Some insiders have dismissed USC's talks with the Rose Bowl as a negotiating ploy, saying it's highly unlikely the school would ever leave a stadium that's practically part of its campus. But others point to the number of teams that have left the Coliseum over the years and say USC is likely to uproot if there's no significant progress with the commission.

"We've been a loyal, faithful tenant of the Coliseum for 80 years, and our goal is to continue playing in the Coliseum for another 80 years," said Todd R. Dickey, USC's senior vice president for administration. "But in order to do that, the Coliseum has to be improved. It needs to be repaired and restored. And we've offered to make those improvements, not just to hand the money over to the Coliseum Commission, but for the university to actually operate the facility."

That offer: A minimum of $100 million over 10 years toward the stadium's repair and restoration.

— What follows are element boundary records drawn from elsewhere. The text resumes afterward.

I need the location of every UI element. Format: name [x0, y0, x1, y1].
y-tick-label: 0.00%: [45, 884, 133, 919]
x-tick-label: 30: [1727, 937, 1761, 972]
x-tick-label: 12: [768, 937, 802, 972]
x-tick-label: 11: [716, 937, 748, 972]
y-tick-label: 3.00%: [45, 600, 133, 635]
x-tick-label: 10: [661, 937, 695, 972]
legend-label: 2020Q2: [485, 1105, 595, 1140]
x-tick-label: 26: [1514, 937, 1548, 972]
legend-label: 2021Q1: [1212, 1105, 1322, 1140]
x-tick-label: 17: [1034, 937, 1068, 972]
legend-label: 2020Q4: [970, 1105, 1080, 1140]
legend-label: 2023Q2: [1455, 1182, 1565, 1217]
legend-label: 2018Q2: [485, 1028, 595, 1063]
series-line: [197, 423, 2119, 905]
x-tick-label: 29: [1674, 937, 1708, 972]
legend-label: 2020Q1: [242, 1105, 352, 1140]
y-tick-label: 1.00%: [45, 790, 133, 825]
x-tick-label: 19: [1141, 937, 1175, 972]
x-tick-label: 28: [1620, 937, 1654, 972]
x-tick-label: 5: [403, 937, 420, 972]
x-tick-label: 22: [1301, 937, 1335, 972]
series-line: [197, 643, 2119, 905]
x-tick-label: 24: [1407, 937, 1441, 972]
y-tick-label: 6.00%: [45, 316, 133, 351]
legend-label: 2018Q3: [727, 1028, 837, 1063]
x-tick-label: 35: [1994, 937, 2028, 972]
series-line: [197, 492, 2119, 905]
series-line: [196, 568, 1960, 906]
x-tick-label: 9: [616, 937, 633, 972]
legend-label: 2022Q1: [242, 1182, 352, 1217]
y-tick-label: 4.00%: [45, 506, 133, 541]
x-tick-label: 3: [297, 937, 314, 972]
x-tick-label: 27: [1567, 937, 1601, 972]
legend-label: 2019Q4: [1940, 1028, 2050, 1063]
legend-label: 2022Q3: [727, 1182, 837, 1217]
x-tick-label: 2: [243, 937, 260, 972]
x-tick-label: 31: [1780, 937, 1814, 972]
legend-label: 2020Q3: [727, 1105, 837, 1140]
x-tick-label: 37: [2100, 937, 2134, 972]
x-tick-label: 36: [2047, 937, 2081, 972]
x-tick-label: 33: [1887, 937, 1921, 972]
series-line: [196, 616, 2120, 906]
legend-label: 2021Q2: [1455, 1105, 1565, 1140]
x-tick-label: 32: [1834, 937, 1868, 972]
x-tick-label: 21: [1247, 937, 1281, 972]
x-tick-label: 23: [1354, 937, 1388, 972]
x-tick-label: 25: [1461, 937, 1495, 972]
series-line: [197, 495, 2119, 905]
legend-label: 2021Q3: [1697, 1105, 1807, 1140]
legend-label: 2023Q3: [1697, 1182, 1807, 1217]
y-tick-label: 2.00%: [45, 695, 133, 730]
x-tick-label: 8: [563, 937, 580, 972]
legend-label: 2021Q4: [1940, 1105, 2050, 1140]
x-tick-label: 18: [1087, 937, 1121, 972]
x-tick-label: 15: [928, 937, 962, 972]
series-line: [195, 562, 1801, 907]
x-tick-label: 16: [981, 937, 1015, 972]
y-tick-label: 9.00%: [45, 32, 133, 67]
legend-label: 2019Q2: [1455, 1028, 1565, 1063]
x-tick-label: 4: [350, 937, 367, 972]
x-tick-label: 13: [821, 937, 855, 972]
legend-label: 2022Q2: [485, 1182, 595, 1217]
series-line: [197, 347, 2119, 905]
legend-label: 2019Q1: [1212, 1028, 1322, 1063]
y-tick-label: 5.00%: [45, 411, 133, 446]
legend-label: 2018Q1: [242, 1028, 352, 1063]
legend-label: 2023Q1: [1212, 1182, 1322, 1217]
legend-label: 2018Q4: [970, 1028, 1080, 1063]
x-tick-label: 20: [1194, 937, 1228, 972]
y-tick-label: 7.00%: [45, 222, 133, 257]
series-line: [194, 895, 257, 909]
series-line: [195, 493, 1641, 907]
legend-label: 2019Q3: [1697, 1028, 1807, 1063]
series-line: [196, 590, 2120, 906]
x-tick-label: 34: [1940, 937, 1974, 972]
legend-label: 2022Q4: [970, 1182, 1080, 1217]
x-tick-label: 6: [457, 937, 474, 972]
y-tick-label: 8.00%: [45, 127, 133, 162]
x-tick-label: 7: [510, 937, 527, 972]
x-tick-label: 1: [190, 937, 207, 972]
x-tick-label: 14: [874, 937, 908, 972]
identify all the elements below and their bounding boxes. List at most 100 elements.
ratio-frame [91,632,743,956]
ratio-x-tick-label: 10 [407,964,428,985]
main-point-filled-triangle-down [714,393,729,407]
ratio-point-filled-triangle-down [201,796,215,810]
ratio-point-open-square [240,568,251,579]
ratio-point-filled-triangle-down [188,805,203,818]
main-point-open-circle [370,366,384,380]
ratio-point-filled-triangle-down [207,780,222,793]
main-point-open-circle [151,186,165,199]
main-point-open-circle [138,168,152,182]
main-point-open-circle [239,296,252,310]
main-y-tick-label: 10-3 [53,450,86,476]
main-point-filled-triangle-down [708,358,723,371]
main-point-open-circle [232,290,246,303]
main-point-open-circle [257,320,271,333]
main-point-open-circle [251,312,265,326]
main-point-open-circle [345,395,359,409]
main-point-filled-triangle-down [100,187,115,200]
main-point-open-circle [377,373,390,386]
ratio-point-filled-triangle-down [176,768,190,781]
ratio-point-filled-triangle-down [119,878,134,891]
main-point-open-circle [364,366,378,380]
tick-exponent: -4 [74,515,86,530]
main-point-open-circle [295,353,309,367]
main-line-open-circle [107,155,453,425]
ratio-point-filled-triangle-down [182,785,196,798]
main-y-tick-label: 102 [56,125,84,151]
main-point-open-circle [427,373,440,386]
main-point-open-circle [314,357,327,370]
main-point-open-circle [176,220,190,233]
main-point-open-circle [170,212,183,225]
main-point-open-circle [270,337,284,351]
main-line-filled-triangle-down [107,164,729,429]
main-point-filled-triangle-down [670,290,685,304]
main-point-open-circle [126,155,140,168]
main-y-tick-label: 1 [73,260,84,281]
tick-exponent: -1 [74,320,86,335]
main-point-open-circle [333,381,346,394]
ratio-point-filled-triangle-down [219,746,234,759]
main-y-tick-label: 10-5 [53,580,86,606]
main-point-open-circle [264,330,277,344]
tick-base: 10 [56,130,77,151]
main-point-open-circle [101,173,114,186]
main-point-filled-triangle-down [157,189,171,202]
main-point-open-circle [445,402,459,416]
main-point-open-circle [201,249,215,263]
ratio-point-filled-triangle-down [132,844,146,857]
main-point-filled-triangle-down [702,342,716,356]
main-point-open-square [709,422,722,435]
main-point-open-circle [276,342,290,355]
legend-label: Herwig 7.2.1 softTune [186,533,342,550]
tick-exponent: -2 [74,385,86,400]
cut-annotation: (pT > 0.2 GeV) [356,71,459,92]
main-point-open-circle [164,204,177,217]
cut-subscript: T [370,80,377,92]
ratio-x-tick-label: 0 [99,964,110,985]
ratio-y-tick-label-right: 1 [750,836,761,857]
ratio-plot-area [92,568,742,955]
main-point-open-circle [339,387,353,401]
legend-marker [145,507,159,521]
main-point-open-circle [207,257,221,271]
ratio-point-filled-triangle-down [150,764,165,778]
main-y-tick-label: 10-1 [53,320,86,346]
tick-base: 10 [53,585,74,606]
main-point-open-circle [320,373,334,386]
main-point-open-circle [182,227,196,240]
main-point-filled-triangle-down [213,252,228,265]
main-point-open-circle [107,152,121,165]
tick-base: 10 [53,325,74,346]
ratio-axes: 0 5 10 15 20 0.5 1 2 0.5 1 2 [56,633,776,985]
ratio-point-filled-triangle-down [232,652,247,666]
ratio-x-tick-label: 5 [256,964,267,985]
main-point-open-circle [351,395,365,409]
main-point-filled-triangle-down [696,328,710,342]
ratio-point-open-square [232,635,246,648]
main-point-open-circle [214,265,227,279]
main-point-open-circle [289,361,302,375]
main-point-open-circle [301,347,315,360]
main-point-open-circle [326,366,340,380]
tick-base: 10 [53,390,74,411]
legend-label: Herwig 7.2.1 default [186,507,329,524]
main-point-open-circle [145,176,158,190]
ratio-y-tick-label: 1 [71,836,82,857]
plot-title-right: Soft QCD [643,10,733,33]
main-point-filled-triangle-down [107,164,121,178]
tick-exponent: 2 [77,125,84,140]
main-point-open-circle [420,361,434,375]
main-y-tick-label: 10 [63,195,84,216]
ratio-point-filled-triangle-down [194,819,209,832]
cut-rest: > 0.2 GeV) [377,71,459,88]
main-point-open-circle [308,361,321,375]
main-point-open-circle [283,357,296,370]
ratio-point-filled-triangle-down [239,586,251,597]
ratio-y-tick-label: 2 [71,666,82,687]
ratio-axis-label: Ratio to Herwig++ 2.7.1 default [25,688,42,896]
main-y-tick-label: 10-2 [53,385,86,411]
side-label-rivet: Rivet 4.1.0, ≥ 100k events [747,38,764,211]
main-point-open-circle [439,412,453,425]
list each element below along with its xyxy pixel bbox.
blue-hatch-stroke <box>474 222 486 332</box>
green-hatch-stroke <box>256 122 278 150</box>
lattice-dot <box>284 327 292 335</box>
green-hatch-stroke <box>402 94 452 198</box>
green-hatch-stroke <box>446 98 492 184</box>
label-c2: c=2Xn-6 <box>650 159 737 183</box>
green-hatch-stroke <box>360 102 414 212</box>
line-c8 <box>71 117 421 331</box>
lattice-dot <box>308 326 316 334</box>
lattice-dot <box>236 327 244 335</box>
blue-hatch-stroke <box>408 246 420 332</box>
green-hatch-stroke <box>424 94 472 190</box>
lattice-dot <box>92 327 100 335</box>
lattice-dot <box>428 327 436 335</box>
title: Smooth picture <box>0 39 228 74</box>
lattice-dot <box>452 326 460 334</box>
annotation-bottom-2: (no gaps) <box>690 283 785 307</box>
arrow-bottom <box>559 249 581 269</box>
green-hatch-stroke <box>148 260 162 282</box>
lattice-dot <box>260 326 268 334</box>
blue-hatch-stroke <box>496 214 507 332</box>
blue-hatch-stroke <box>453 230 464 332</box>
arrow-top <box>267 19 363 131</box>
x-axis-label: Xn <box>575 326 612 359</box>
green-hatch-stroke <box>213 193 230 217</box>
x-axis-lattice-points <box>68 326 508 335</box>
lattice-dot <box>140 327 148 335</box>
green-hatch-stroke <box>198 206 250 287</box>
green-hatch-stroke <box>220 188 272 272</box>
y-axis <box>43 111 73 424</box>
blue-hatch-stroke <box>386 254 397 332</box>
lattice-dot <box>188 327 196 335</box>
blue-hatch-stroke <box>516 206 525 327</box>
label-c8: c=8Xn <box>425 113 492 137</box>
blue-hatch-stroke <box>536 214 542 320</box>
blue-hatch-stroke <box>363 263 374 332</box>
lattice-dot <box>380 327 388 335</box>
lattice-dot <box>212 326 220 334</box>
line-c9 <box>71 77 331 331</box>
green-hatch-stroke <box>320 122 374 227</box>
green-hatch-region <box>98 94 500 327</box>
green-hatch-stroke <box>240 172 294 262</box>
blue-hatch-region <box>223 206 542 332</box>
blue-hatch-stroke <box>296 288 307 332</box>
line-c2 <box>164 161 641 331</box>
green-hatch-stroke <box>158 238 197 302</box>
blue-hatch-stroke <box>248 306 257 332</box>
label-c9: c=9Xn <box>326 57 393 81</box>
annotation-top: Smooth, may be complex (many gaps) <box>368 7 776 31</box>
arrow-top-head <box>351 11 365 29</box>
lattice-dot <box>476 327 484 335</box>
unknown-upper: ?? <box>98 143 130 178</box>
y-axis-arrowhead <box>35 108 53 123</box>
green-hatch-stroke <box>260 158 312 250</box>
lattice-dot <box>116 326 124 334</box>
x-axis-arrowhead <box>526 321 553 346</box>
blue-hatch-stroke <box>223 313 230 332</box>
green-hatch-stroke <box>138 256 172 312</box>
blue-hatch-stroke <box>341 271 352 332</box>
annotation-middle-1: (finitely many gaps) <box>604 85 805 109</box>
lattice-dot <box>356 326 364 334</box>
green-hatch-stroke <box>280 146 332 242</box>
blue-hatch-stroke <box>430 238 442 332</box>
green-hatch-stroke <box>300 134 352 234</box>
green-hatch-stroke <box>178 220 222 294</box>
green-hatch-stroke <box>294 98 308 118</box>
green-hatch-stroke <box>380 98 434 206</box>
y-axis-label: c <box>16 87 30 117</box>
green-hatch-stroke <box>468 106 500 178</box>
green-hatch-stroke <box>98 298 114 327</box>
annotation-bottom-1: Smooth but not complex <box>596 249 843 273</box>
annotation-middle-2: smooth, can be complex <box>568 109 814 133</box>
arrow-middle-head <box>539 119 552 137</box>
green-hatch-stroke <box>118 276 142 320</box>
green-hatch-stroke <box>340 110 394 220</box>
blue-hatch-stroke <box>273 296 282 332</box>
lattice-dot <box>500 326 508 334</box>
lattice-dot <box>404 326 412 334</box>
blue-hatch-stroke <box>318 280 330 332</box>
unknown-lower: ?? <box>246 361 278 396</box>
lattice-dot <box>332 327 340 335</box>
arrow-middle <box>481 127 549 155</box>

As part of the deal, the school would be in charge of running the venue.

The commission has repeatedly rejected that proposal, although it did comply with a request USC made in September for a new two-year lease, an agreement that has not been signed.

"As far as we're concerned, they asked us for two years and the commission gave it to them," said Pat Lynch, the Coliseum's general manager. "If they asked us for five years, we'd give them five. If they asked us for 10, we'd give them 10. We can't read their minds."

USC officials say those are simply long-term leases, at six games a year, not improvements to the facility or a master lease.

The future of the Coliseum's relationship with USC will be the central focus of the commission's monthly meeting next Wednesday.

"We certainly hope they don't leave, and we don't know what we've done here other than reject the entirety of their master-lease proposal," Lynch said. "We, as a group, told them what our concerns were. Here's our plan. Here's what we want to do. We recognize there's a way to get that done."

The commission's major concern: Turning over the keys to a historic landmark that some believe still has the potential to generate millions of revenue in major international soccer games and naming rights. There's also the element, some political observers have suggested, that commissioners would like to avoid making themselves superfluous.

Los Angeles Mayor Antonio Villaraigosa is "absolutely committed to keeping the Trojans in South Los Angeles," according to Matt Szabo, a mayoral press secretary.

"USC football is one of the most important economic engines in South L.A. and the mayor has no interest in seeing those jobs desert the city for Pasadena," Szabo said.

David Israel, a Coliseum commissioner, questioned the school's timing in raising the issue now, mere days before a pivotal game between USC and UCLA.

"I'm not going to engage in conversations in this and upstage the game," Israel said. "The players and the coaches and the students are what's important this week. I think bringing it up now is a terrible disservice to them."

So far, the crosstown rivals have been cooperative. They used to share the Coliseum, and USC received permission from UCLA before it opened negotiations with the Rose Bowl. Those discussions have now touched on specific issues such as locker rooms -- the Trojans would take over the locker room visitors now use, and pay for the construction of a third one -- as well as signage and stadium color schemes.

UCLA noted in a statement released late Tuesday that it was "willing to review any proposal regarding an additional tenant." It also noted that its current lease, which runs through 2023, protects its position as the primary tenant.

In the past, various neighborhood associations and preservationists have objected to proposed Rose Bowl renovations in the name of bringing the NFL to Pasadena. A measure on Pasadena's ballot last year allowing the NFL to enter a years-long contract with the Rose Bowl was defeated in a landslide, with 72% of voters opposing the initiative.

But City Manager Cynthia Kurtz said the notion of USC playing at the Rose Bowl would likely be well received by many Pasadena residents, although there have been no community discussions on the subject.